# Solving Sudoku with exact cover

Sudoku solved by exact cover -algorithm implemented by QUBO in quantum annealer.

Sudoku can be converted to exact cover problem by following procedure:

- Elements of set $U$ in exact cover problem represent here sudoku rule restricition. For example: cell $(y,x)$ of the sudoku is filled, block $y/3,x/3$ has number $n$ somewhere in blocj, row $y$ has number $n$, and column $x$ has number $n$. So there are altogether $4*9*9=324$ elements in $U$.
- Every subset $V_i \in V$ is an option to fill a cell in sudoku: A number $n$ is placed to a cell $(y,x)$. All these subsets have four elements: cell $(y,x)$ is filled, block $y/3,x/3$ has number $n$, row $y$ has number $n$, and column $x$ has number $n$.
- To reduce the needed qubits some “evidently impossible” choices of $n$ to cell $(y,x)$ are not included in subsets $V$. For example number $n$ is already in that row.

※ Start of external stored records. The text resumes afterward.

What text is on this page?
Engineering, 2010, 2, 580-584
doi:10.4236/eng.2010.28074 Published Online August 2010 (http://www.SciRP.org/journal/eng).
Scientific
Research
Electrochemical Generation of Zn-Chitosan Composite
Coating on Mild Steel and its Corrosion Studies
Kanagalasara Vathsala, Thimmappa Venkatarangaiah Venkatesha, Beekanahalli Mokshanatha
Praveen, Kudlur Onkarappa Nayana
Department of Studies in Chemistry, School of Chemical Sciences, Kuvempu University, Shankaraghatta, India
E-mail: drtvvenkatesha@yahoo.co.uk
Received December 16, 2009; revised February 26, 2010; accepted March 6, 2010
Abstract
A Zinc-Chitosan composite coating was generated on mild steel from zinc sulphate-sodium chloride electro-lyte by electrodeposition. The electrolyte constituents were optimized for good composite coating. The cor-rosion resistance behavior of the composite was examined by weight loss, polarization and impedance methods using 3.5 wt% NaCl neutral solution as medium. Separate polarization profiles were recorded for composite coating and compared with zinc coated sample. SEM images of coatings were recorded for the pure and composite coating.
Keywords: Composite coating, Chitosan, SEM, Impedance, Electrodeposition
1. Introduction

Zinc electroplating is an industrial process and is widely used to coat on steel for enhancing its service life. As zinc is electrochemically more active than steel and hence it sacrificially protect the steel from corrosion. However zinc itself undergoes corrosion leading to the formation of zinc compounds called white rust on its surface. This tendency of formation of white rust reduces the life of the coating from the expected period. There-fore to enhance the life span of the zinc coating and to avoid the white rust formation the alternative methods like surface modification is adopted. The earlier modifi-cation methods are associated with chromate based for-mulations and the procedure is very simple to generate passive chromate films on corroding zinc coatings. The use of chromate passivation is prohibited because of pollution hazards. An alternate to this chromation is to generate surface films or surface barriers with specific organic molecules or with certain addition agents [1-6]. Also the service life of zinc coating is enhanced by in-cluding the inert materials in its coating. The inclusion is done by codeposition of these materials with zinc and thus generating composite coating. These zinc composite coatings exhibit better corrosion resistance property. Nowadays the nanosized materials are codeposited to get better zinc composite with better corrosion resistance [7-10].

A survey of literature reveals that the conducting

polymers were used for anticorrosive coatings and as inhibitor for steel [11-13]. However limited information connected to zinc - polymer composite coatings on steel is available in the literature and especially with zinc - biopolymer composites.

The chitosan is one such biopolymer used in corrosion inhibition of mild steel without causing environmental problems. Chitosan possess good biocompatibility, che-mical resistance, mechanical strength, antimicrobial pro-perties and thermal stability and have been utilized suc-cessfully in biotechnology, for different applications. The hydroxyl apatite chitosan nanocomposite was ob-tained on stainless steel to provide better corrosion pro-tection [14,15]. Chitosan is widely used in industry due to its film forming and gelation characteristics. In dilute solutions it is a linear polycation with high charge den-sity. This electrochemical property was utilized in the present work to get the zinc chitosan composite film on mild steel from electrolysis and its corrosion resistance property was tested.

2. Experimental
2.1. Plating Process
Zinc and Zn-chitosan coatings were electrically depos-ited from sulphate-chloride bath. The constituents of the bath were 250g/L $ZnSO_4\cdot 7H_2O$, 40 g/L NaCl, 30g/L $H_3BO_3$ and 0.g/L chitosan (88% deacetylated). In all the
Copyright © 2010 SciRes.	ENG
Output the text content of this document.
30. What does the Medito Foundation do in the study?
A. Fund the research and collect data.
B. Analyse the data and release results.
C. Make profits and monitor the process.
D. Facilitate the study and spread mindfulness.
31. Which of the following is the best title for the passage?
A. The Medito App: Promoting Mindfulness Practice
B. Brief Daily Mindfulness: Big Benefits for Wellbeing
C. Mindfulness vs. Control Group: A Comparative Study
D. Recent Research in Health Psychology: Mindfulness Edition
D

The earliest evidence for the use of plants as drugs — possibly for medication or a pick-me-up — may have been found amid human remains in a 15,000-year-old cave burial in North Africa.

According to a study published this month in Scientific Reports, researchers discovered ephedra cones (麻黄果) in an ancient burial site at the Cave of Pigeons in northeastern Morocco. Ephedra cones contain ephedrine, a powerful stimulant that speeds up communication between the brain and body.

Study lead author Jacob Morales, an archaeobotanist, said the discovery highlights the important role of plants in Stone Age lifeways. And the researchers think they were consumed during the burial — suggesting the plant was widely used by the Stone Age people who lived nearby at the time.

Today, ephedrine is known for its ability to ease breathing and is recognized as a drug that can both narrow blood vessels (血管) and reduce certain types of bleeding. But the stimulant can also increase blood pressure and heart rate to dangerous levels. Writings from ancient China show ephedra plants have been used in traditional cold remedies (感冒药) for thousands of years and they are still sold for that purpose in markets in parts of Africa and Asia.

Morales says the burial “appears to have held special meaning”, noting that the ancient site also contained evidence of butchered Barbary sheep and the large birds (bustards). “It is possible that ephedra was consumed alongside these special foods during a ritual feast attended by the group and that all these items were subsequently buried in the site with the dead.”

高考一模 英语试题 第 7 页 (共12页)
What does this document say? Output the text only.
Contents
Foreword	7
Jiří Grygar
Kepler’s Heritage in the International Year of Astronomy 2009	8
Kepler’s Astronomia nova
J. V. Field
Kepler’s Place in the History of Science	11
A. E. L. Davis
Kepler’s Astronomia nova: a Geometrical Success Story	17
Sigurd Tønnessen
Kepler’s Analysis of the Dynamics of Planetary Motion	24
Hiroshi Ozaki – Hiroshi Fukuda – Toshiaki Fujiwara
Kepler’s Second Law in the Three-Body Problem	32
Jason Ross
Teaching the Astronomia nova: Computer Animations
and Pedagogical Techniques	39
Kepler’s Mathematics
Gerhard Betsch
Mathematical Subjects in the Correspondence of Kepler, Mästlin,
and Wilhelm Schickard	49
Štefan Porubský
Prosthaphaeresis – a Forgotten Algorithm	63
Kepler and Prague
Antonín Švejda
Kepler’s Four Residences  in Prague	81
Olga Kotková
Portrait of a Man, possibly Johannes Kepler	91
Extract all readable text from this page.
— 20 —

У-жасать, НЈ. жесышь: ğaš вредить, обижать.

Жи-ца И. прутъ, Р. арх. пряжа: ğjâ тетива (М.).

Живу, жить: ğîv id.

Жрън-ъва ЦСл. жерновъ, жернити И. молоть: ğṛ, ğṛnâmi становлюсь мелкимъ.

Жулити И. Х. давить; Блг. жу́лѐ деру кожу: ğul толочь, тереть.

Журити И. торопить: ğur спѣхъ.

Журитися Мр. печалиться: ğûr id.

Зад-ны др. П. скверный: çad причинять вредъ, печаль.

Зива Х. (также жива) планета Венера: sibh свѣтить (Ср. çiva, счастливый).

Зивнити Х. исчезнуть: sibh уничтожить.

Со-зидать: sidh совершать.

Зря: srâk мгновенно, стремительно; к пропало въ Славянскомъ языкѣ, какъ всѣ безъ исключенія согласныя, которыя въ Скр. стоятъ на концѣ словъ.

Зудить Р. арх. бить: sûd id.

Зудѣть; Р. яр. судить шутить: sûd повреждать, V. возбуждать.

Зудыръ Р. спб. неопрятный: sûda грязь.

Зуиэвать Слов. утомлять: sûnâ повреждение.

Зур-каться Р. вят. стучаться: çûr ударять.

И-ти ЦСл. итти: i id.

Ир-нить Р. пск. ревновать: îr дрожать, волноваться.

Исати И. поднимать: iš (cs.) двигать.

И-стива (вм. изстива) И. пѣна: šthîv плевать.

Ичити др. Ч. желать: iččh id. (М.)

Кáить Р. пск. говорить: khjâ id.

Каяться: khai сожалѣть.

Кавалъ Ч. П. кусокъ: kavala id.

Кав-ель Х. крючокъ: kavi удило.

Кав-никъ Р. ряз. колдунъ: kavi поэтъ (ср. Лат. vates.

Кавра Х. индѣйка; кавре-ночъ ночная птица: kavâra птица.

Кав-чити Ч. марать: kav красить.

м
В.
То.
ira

After this problem is solved by the exact cover algorithm with set $V$.

In [109]:
import numpy as np
import time
import dimod
from dwave.system import DWaveSampler, EmbeddingComposite, LeapHybridSampler
from dwave.samplers import SimulatedAnnealingSampler
import dwave.inspector
from minorminer.busclique import find_clique_embedding

## Some helper functions

In [172]:
def count_zeros(sudoku):
    count=0;
    for y in range(size2):
        for x in range(size2):
            if sudoku[y][x]==0:
                count += 1
    return count

def print_sudoku(sudoku):
    for y in range(size2):
        if y!=0 and y%ssize==0:
            if ssize==4: print('----+----+----+----')      
            if ssize==3: print('---+---+---')      
            if ssize==2: print('--+--')      
        for x in range(size2):
            if x!=0 and x%ssize==0:
                print('|',end='')
            n = int(sudoku[y][x])
            print('.' if n==0 else n , end='')
        print('')
        
def merge_sudoku(sudoku1, sudoku2):
    sudoku_res = np.zeros((ssize*ssize,ssize*ssize))
    for y in range(size2):
        for x in range(size2):
            if sudoku1[y][x]==0:
                sudoku_res[y][x] = sudoku2[y][x]
            else:
                sudoku_res[y][x] = sudoku1[y][x]
                if sudoku2[y][x]>0:
                    print('! Sudokus have overlapping cell: {},{}'.format(y+1,x+1))
    return sudoku_res

def check_sudoku(sudoku):
    f = 0
    for i in range(size2):
        g = []
        for j in range(size2):
            g.append(sudoku[i][j])
        for n in range(1,size2+1):
            if not n in g:
                print('Number {} missing in row {}.'.format(n,i+1))
                f += 1
    for i in range(size2):
        g = []
        for j in range(size2):
            g.append(sudoku[j][i])
        for n in range(1,size2+1):
            if not n in g:
                print('Number {} missing in column {}.'.format(n,i+1))
                f += 1
    for i1 in range(ssize):
        for i2 in range(ssize):
            g = []
            for j1 in range(ssize):
                for j2 in range(ssize):
                    g.append(sudoku[i1*ssize+j1][i2*ssize+j2])
            for n in range(1,size2+1):
                if not n in g:
                    print('Number {} missing in block {},{}.'.format(n,i1+1,i2+1))
                    f += 1
    if f==0:
         print('sudoku OK')
    else:
        print('number of problems:',f)
                     

## Load sudoku

sudoku file structure: first line is number of sudokus. First line of every sudoku is the size of sudoku.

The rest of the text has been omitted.